A small number of conservative Republicans had for weeks vowed to oppose McCarthy on the floor when the new Congress convened, even as he continued to negotiate with members and make concessions on rules changes. How the weeks-long stalemate between the majority of the House Republican Conference and the pocket of conservative antagonists will be resolved remains unclear after two rounds of votes.

At noon, when the 118th Congress formally convened, officials were seen removing the metal detectors that Pelosi had installed outside the floor in the aftermath of the Jan. 6, 2021, attack on the Capitol. But by the time the second roll call completed shortly after 3 p.m., the chamber still lacked new leadership.

The House’s failure to elect a speaker on the first pair of ballots throws into chaos the beginning of a divided government in Washington, delaying the swearing-in of members of the House, GOP committee assignments and votes on the rules that will govern the new Congress.

The splits within the GOP were evident even before the roll was called. Gaetz (R-Fla.), Reps. Bob Good (R-Va.) and Andy Biggs (R-Ariz.) remained seated as most Republicans stood and applauded Rep. Elise Stefanik’s (R-N.Y.) initial nominating speech for McCarthy.

Democrats, in contrast, were in complete unity as Rep. Pete Aguilar (D-Redlands) stood to nominate Rep. Hakeem Jeffries (D-N.Y.), who has little chance of becoming speaker in a House Republican majority. Rep. Paul Gosar (R-Ariz.) later nominated Biggs for speaker, to muted applause in the chamber.

On the other side of the Capitol, Senate Minority Leader Mitch McConnell (R-Ky.) celebrated a historic feat of his own, delivering floor remarks to commemorate his new record as the longest-serving leader in the upper chamber.

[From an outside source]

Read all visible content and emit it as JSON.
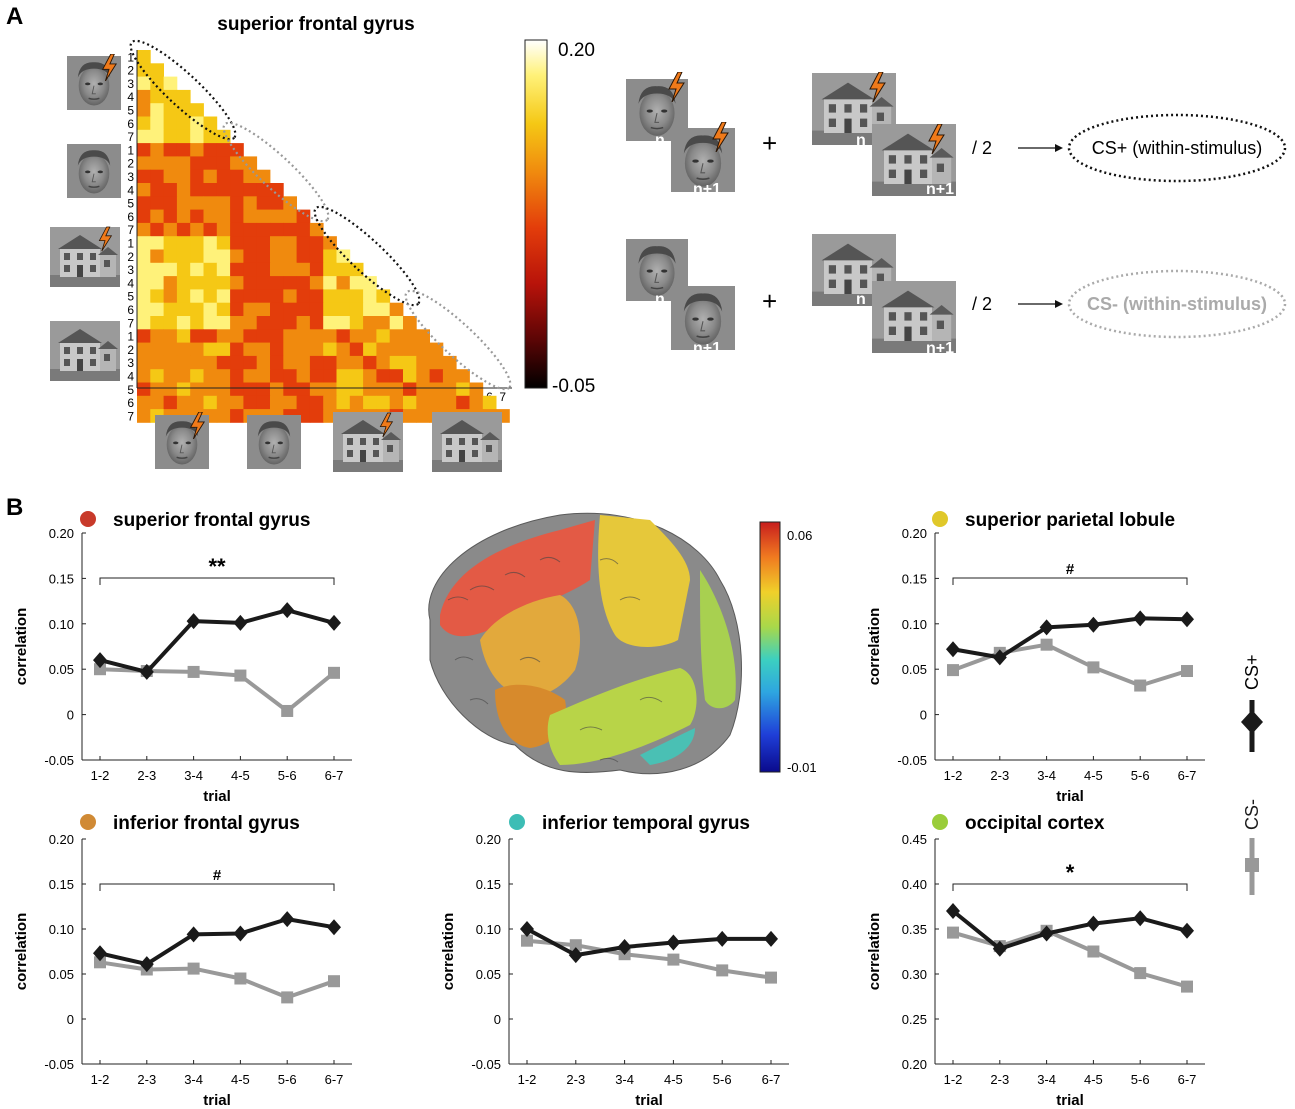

Although Republicans lost the White House in 2020, the Senate in 2021 and a Senate seat in the 2022 midterms, McCarthy has guided House Republicans to gains in the previous two cycles. He has traveled the country raising huge sums of money and tying himself closely to former President Trump, who himself has been unable to persuade conservative members of the House to back McCarthy for speaker, a powerful post that would put him second in line to the presidency behind Vice President Kamala Harris.

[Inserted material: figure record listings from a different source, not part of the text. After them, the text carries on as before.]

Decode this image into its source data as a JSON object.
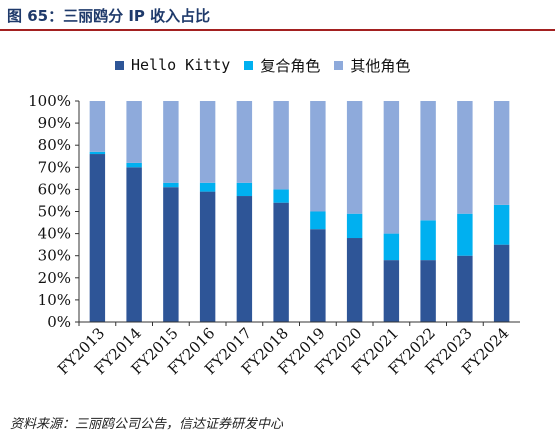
{
  "title": "图 65：三丽鸥分 IP 收入占比",
  "source": "资料来源：三丽鸥公司公告，信达证券研发中心",
  "colors": {
    "title": "#1f3a6b",
    "title_rule": "#a32020"
  },
  "chart_data": {
    "type": "bar",
    "stacked": true,
    "categories": [
      "FY2013",
      "FY2014",
      "FY2015",
      "FY2016",
      "FY2017",
      "FY2018",
      "FY2019",
      "FY2020",
      "FY2021",
      "FY2022",
      "FY2023",
      "FY2024"
    ],
    "series": [
      {
        "name": "Hello Kitty",
        "color": "#2e5597",
        "values": [
          76,
          70,
          61,
          59,
          57,
          54,
          42,
          38,
          28,
          28,
          30,
          35
        ]
      },
      {
        "name": "复合角色",
        "color": "#00b0f0",
        "values": [
          1,
          2,
          2,
          4,
          6,
          6,
          8,
          11,
          12,
          18,
          19,
          18
        ]
      },
      {
        "name": "其他角色",
        "color": "#8eaadb",
        "values": [
          23,
          28,
          37,
          37,
          37,
          40,
          50,
          51,
          60,
          54,
          51,
          47
        ]
      }
    ],
    "y_tick_labels": [
      "0%",
      "10%",
      "20%",
      "30%",
      "40%",
      "50%",
      "60%",
      "70%",
      "80%",
      "90%",
      "100%"
    ],
    "ylim": [
      0,
      100
    ],
    "grid": false,
    "legend_position": "top"
  }
}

House GOP candidates fell far short of expectations last cycle, leaving the party with a razor-thin 222-212 majority over Democrats until the late Rep. Donald McEachin (D-Va.) is replaced in a special election later this year, likely by the Democratic nominee. And Democratic leaders are already bullish on their prospects for taking back control of the chamber in 2024.

McCarthy handily won an internal House Republican Conference vote for speaker in November against Biggs, by 188-31. The full GOP leadership slate elected in November included Reps. Steve Scalise (R-La.) as majority leader, Tom Emmer (R-Minn.) as majority whip, Stefanik as conference chair and Richard Hudson (R-N.C.) as chair of House Republicans’ campaign arm, the National Republican Congressional Committee.

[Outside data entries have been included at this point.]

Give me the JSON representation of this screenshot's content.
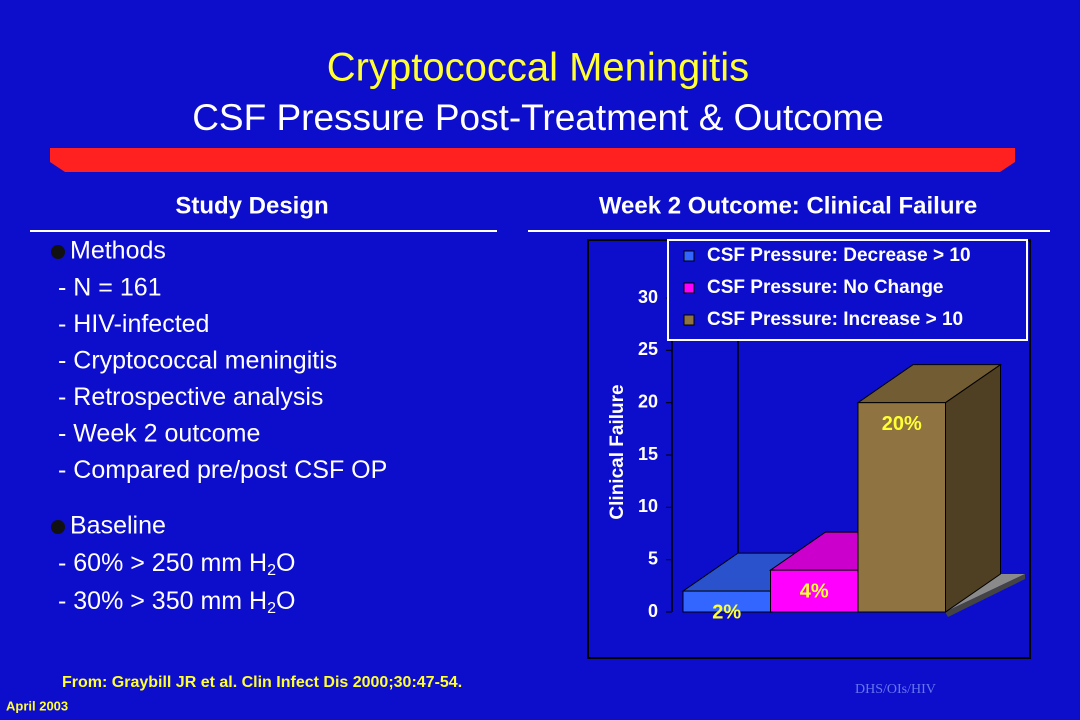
{
  "header": {
    "title": "Cryptococcal Meningitis",
    "subtitle": "CSF Pressure Post-Treatment & Outcome"
  },
  "left": {
    "heading": "Study Design",
    "methods": {
      "label": "Methods",
      "items": [
        "- N = 161",
        "- HIV-infected",
        "- Cryptococcal meningitis",
        "- Retrospective analysis",
        "- Week 2 outcome",
        "- Compared pre/post CSF OP"
      ]
    },
    "baseline": {
      "label": "Baseline",
      "items": [
        [
          "- 60% > 250 mm H",
          "2",
          "O"
        ],
        [
          "- 30% > 350 mm H",
          "2",
          "O"
        ]
      ]
    }
  },
  "right": {
    "heading": "Week 2 Outcome: Clinical Failure"
  },
  "chart_data": {
    "type": "bar3d",
    "y_label": "Clinical Failure",
    "ylim": [
      0,
      30
    ],
    "yticks": [
      0,
      5,
      10,
      15,
      20,
      25,
      30
    ],
    "series": [
      {
        "name": "CSF Pressure: Decrease > 10",
        "color": "#3366ff",
        "values": [
          2
        ],
        "value_labels": [
          "2%"
        ]
      },
      {
        "name": "CSF Pressure: No Change",
        "color": "#ff00ff",
        "values": [
          4
        ],
        "value_labels": [
          "4%"
        ]
      },
      {
        "name": "CSF Pressure: Increase > 10",
        "color": "#8f7340",
        "values": [
          20
        ],
        "value_labels": [
          "20%"
        ]
      }
    ]
  },
  "footer": {
    "source": "From: Graybill JR et al.  Clin Infect Dis 2000;30:47-54.",
    "date": "April 2003",
    "tag": "DHS/OIs/HIV"
  }
}
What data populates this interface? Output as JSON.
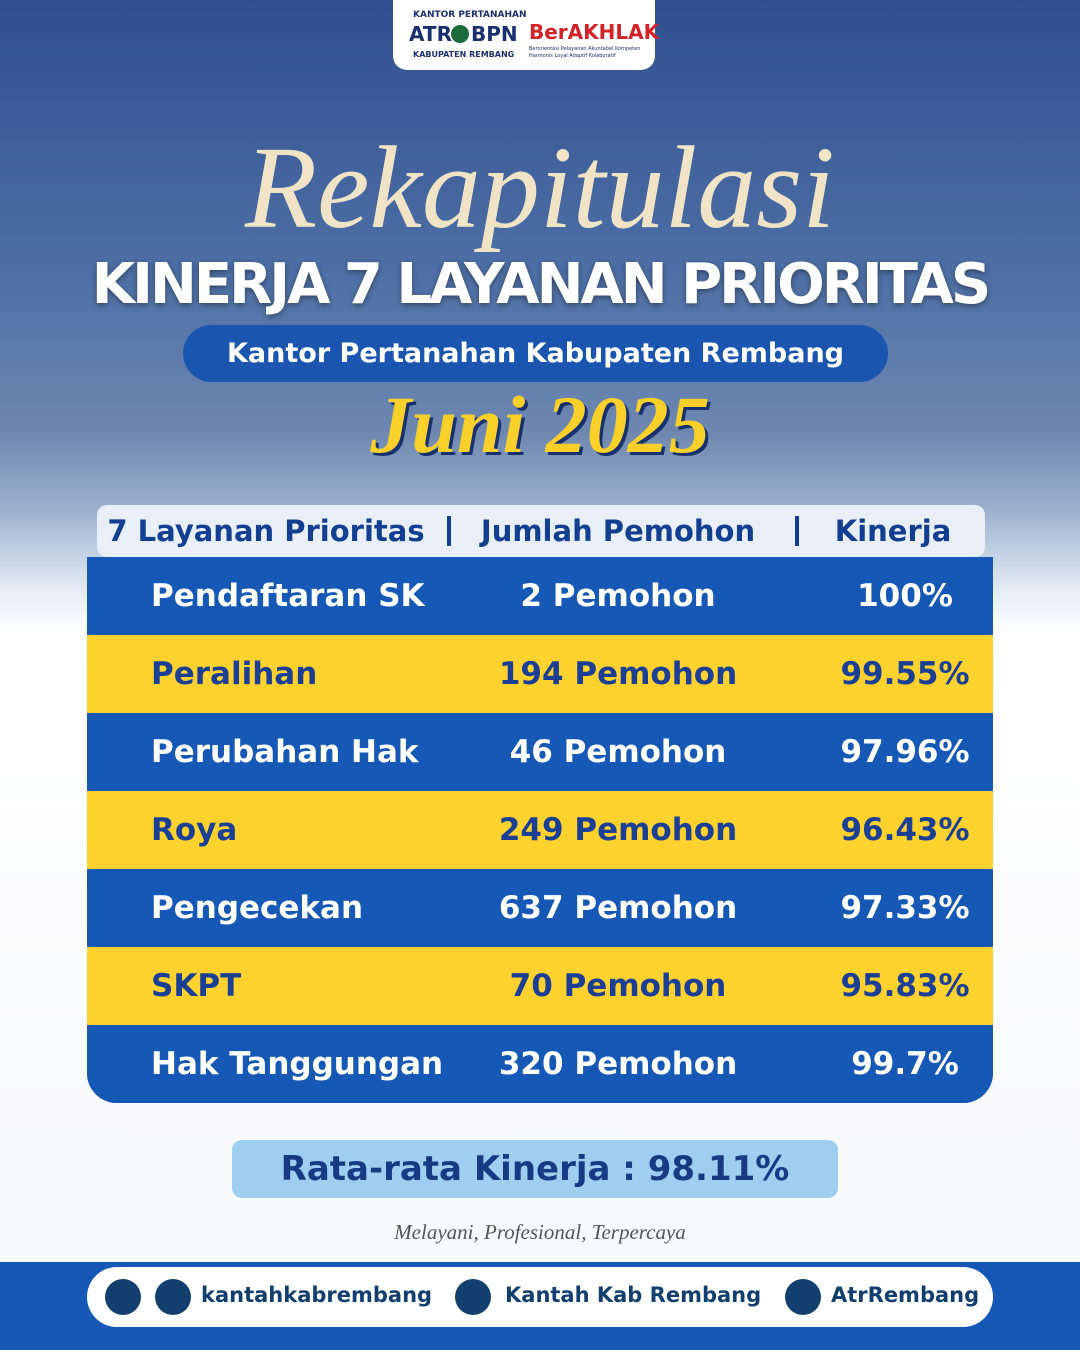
{
  "header": {
    "logo_office_top": "KANTOR PERTANAHAN",
    "logo_atr": "ATR",
    "logo_bpn": "BPN",
    "logo_office_bottom": "KABUPATEN REMBANG",
    "berakhlak": "BerAKHLAK",
    "berakhlak_tagline": "Berorientasi Pelayanan Akuntabel Kompeten Harmonis Loyal Adaptif Kolaboratif"
  },
  "title": {
    "script": "Rekapitulasi",
    "main": "KINERJA 7 LAYANAN PRIORITAS",
    "subtitle": "Kantor Pertanahan Kabupaten Rembang",
    "period": "Juni 2025"
  },
  "table": {
    "columns": [
      "7 Layanan Prioritas",
      "Jumlah Pemohon",
      "Kinerja"
    ],
    "rows": [
      [
        "Pendaftaran SK",
        "2 Pemohon",
        "100%"
      ],
      [
        "Peralihan",
        "194 Pemohon",
        "99.55%"
      ],
      [
        "Perubahan Hak",
        "46 Pemohon",
        "97.96%"
      ],
      [
        "Roya",
        "249 Pemohon",
        "96.43%"
      ],
      [
        "Pengecekan",
        "637 Pemohon",
        "97.33%"
      ],
      [
        "SKPT",
        "70 Pemohon",
        "95.83%"
      ],
      [
        "Hak Tanggungan",
        "320 Pemohon",
        "99.7%"
      ]
    ]
  },
  "average": "Rata-rata Kinerja : 98.11%",
  "tagline": "Melayani, Profesional, Terpercaya",
  "footer": {
    "instagram_youtube": "kantahkabrembang",
    "facebook": "Kantah Kab Rembang",
    "twitter": "AtrRembang"
  }
}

Only the speaker’s post requires a full vote of the House, during which the winning candidate must receive a majority of all members present and voting. The chaos on the House floor only feeds into Democrats’ narrative that House Republicans are incapable of governing.

After the House chaplain’s prayer — and before the roll call votes for speaker commenced — reporters seated above the House floor in the gallery heard Rep. Juan Vargas (D-San Diego) say, “Let the show begin.” And during his vote, Rep. Ruben Gallego (D-Ariz.) cast his vote for the “current vote leader,” Jeffries.

“The 118th Congress has yet to begin and Americans are already seeing how dysfunctional and disastrous GOP control of the House is going to be,” Rep. Suzan DelBene (D-Wash.), chair of the the Democratic Congressional Campaign Committee — House Democrats’ campaign arm — said in a statement. “While House Republicans fight one another in unprecedented ways, and Kevin McCarthy gives into the most extreme flanks of the Republican party in desperate plays for their support, Democrats are clear minded, unified and eager to get to work for the American people.”